テレビに先駆けて映画を公開したことも史上初の試みだが、斬新なのは「宝石+乗り物」という意欲的な(強欲な?)Wモチーフ。
戦隊のモチーフといえば、これまで動物や自動車、恐竜、忍者、救急、警察、魔法、海賊、スパイなど様々なものがあり、さらに合わせ技としては動物+忍者、拳法、輸送用機械、星座など、「動物+α」も定番となる中、近年では「恐竜×騎士」「怪盗×警察」のような王道の合わせ技も登場していた。
しかし、今作の主人公たちは、不思議なパワーを秘めた赤、黄、緑、青、桃色の宝石「キラメイストーン」にタッグを組むのにふさわしいとして選ばれた戦士たちで、巨大な乗り物「魔進(マシン)」に変形する。要素が多く、設定が複雑だ。
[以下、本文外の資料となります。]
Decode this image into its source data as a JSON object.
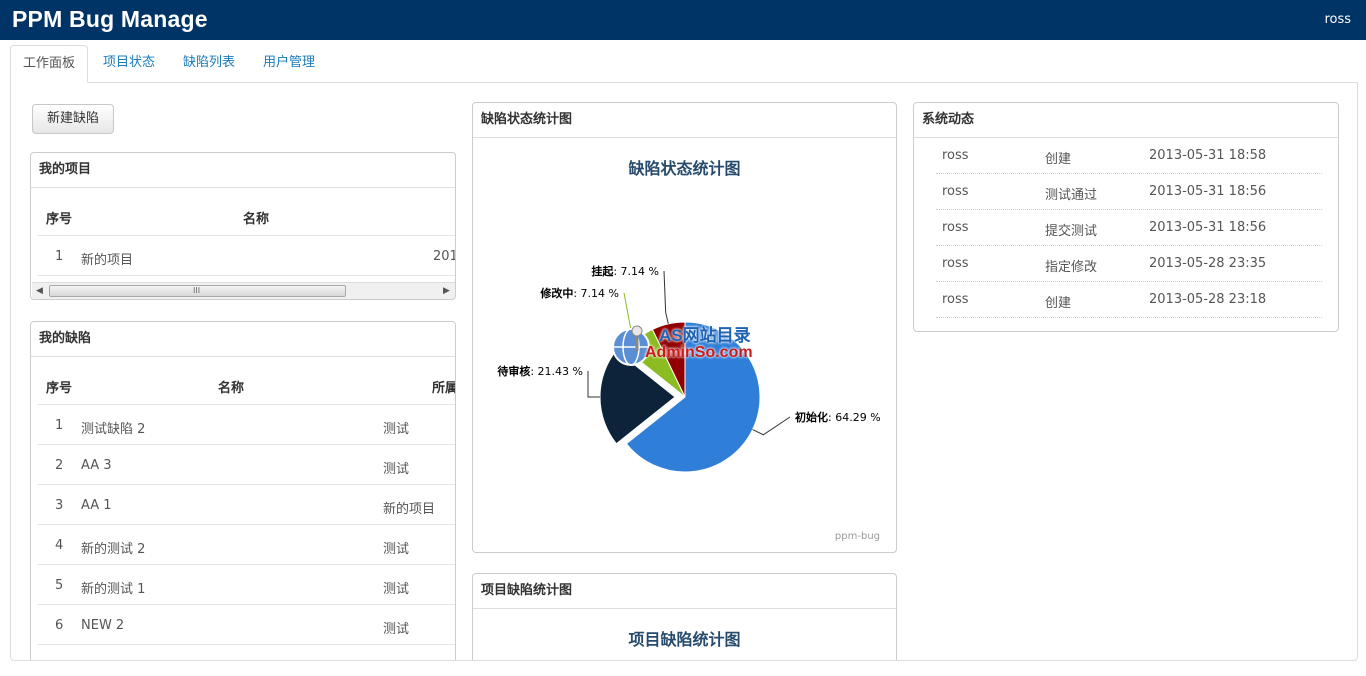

よく知らずに観ていると、キラキラ光る箱を持った怪人(?)のようなものが登場し、「ドライブ」と称して箱の中に戦士が入ってしまったり、乗り物に変身したりという謎の展開に混乱しそうだが、この要素の多さには並々ならぬ貪欲さ・気合を感じずにはいられない。
おまけに、主役であるレッドは「文科系」。近年はいわゆる熱血系じゃないレッドも増えていたが、それにしても今回のレッドは見事なまでの開き直りぶりを見せる。
4月26日放送回ではなんと「文科系の体力のなさ、甘く見ないでほしい」「誰だって自分の時間が必要なんだ」などといった文科系の香り漂うセリフが登場。体育会系の4人を文科系が得意分野の絵でやり込める展開が描かれ、文科系視聴者たちの共感を呼んだ。
リーダーシップある熱血正義感がみんなを引っ張っていくのではなく、周りを和ませる力を持つレッド像は新しく、今の時代の空気とよく馴染むのだ。